Vital: Muita gente atribui essas dificuldades à falta de recursos. É até um clichê. Mas não corresponde à realidade, porque a ideia de que a sustentabilidade tem um preço alto contraria até o próprio conceito de sustentabilidade. O que tem de ser feito, tem de ser feito. A gente vai fazer economia ou salvar o planeta? Boa parte das soluções ambientais que a gente coloca são rentáveis e têm saldo positivo econômico por conta da eficiência gerada. Quando você toma decisões sem levar em conta de que as coisas estão em movimento, adia a sua capacidade de estar preparado para um outro patamar. Isso acontece muito no Brasil e explica, grande parte, o dinamismo da economia europeia. Mas um caso clássico deste tipo de efeito é na Califórnia, onde as exigências ambientais são fortíssimas e a economia segue firme. Este continua sendo o estado mais forte, porque quanto mais restrições, mais as empresas inovam, mais são competitivas. Então, eu diria que outra grande dificuldade é a falta de ambientes regulatórios mais exigentes, que normalmente é mais sustentável. O ESG é uma resposta das organizações a uma demanda civilizatória, de redução da estupidez no sentido do desperdício, da destruição gratuita e do descaso pelo luxo. O luxo, para muitas pessoas, é um apartamento cheio de segurança, mas o luxo, na verdade, é um ambiente natural onde convivem centenas de espécies. Você não consegue comprar isso, nem reproduzir. Isso simplesmente existe.
- A redução do uso de papel ainda é um desafio para os hospitais?
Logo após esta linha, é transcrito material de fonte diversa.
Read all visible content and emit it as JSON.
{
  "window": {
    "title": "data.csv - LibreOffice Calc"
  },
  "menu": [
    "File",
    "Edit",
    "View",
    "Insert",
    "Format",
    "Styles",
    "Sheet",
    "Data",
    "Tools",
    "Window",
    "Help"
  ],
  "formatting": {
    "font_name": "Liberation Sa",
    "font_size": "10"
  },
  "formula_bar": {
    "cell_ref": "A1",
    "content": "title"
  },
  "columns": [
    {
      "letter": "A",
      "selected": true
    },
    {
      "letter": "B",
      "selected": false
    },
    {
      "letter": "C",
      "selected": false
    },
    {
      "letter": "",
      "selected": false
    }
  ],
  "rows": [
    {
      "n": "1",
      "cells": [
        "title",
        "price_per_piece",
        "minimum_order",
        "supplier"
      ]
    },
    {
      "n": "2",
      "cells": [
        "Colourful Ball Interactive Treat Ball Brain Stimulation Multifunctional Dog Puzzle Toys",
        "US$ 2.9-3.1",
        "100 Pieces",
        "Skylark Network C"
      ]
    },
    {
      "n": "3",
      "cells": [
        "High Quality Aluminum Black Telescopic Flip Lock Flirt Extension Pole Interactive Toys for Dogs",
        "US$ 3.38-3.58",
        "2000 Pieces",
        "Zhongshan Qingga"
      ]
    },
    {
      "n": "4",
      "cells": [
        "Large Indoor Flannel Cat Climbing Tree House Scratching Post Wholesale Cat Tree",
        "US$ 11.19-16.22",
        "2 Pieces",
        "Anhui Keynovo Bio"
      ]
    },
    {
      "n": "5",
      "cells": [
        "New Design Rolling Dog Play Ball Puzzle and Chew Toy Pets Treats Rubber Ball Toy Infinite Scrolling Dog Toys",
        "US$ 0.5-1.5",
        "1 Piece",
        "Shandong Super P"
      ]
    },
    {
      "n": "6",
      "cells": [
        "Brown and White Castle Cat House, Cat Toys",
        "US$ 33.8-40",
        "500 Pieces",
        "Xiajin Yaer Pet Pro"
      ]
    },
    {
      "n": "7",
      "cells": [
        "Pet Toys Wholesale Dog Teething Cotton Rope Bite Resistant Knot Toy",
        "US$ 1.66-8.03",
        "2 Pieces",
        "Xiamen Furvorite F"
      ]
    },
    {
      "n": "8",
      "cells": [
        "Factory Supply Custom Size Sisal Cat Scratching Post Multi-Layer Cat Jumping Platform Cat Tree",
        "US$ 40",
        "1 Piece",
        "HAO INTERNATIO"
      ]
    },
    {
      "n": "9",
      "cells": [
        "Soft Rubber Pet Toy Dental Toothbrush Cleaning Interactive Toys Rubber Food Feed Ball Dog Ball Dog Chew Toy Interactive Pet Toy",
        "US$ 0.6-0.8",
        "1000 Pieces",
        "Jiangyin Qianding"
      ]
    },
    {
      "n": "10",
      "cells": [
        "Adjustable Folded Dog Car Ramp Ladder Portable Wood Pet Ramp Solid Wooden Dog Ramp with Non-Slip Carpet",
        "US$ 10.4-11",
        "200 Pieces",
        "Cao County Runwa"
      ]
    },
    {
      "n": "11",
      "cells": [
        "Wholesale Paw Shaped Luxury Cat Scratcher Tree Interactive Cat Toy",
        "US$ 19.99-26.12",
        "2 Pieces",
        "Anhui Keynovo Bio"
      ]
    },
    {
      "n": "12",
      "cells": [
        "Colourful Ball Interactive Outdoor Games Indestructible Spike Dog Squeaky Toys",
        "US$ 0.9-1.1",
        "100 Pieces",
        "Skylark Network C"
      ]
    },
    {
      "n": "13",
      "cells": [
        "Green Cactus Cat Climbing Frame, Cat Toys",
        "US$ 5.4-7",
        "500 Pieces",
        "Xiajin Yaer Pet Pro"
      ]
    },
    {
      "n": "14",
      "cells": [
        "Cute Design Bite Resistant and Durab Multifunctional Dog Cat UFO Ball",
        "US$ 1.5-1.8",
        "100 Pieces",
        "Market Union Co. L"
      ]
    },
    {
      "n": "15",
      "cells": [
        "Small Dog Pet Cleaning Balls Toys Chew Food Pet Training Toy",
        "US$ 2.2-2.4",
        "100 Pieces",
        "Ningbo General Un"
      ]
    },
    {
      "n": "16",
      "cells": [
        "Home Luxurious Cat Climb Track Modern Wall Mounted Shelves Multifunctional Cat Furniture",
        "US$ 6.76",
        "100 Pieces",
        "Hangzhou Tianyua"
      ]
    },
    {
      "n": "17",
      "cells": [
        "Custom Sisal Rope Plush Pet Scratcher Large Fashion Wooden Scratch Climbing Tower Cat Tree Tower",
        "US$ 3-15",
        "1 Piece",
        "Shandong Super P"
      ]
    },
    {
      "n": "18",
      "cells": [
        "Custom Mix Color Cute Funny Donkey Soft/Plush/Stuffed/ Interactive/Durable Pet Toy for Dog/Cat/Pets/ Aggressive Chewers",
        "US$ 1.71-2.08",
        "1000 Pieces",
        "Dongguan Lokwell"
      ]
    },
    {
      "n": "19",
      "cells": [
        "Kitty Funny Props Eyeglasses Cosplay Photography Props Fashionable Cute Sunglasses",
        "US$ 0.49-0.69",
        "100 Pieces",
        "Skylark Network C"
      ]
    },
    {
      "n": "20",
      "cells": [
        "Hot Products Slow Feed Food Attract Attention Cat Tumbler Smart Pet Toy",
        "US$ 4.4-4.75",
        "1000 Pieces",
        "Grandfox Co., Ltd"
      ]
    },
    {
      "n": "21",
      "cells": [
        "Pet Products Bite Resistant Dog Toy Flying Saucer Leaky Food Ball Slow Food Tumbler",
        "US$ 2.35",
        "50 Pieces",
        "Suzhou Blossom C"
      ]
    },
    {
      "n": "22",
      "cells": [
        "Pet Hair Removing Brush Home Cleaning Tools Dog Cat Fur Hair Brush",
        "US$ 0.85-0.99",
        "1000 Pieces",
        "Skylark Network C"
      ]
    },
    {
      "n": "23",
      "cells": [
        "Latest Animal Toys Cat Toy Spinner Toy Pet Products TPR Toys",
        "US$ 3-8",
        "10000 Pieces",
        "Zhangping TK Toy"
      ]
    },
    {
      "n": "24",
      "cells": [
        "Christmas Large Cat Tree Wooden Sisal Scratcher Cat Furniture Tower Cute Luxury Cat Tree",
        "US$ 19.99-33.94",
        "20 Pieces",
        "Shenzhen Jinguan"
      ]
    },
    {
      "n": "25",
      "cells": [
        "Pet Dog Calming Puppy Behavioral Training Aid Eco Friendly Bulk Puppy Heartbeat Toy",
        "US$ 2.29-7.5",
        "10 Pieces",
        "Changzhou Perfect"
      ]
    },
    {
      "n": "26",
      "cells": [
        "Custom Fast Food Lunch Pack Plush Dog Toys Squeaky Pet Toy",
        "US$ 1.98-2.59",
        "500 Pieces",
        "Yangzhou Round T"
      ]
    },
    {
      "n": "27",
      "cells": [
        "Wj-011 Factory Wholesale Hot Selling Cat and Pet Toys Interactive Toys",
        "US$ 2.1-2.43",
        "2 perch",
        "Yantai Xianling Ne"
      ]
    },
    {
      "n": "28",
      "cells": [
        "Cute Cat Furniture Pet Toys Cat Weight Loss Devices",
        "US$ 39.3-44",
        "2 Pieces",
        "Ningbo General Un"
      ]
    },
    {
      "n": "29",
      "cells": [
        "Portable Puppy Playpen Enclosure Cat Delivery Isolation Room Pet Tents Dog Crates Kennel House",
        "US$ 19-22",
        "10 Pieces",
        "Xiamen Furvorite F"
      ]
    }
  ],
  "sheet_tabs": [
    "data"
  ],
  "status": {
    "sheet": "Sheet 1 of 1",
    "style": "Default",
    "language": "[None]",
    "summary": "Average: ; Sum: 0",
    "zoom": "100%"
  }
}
Vital: Em 35 anos que estou atuando nessa área, já assisti a vários exemplos de evolução tecnológica que revolucionaram a Saúde. Em alguns casos, chegaram a extinguir problemas. Por exemplo, a gente tinha a questão dos químicos na radiologia, porque precisava revelar as chapas de raio-X. Hoje em dia, é tudo digital. Os documentos são uma pequena parte de toda uma história. Você cria processos em ambiente digital e insere essa tecnologia em todas as etapas, cada vez mais. Eu conheci muitos hospitais, fazia projetos como arquiteto, simultaneamente com o trabalho de meio ambiente. A gente não só fazia projetos como ia em campo, visitar os grandes arquivos mortos, os grandes depósitos de papel, de prontuário, de documentação de paciente. As pessoas ficavam doentes com os fungos da papelada velha. Antes, existiam leis que diziam que você tinha de guardar o papel por 5 anos, por 20 anos, conforme o documento. O hardware disso já está disponível há bastante tempo. A questão da digitalização dos processos foi resolvendo à medida que fomos internalizando. A gente já não tem mais assinatura, mas tem uma senha, um reconhecimento de face, outros recursos de criptografia de segurança, etc. Também há um computador em cada quarto de paciente porque a enfermeira não consegue trabalhar sem o computador ao lado, ela tem que dar o comprimido e ir lá e clicar para atualizar o prontuário. Então, os hospitais estão saindo de uma situação de muita papelada, pois é uma atividade extremamente burocratizada, para este mundo. O ganho é absurdo. Agora, acho que a maioria dos hospitais têm algum grau de digitalização. É claro, ainda tem o pessoal que se trai, mesmo com a digitalização, você pega gente pedindo um documento em três vias. Mas é fato que, na digitalização, a gente tem inúmeros cases positivos. A gente não usa mais papel, pasta, hoje existe a nuvem. Estamos naturalizando essa inovação.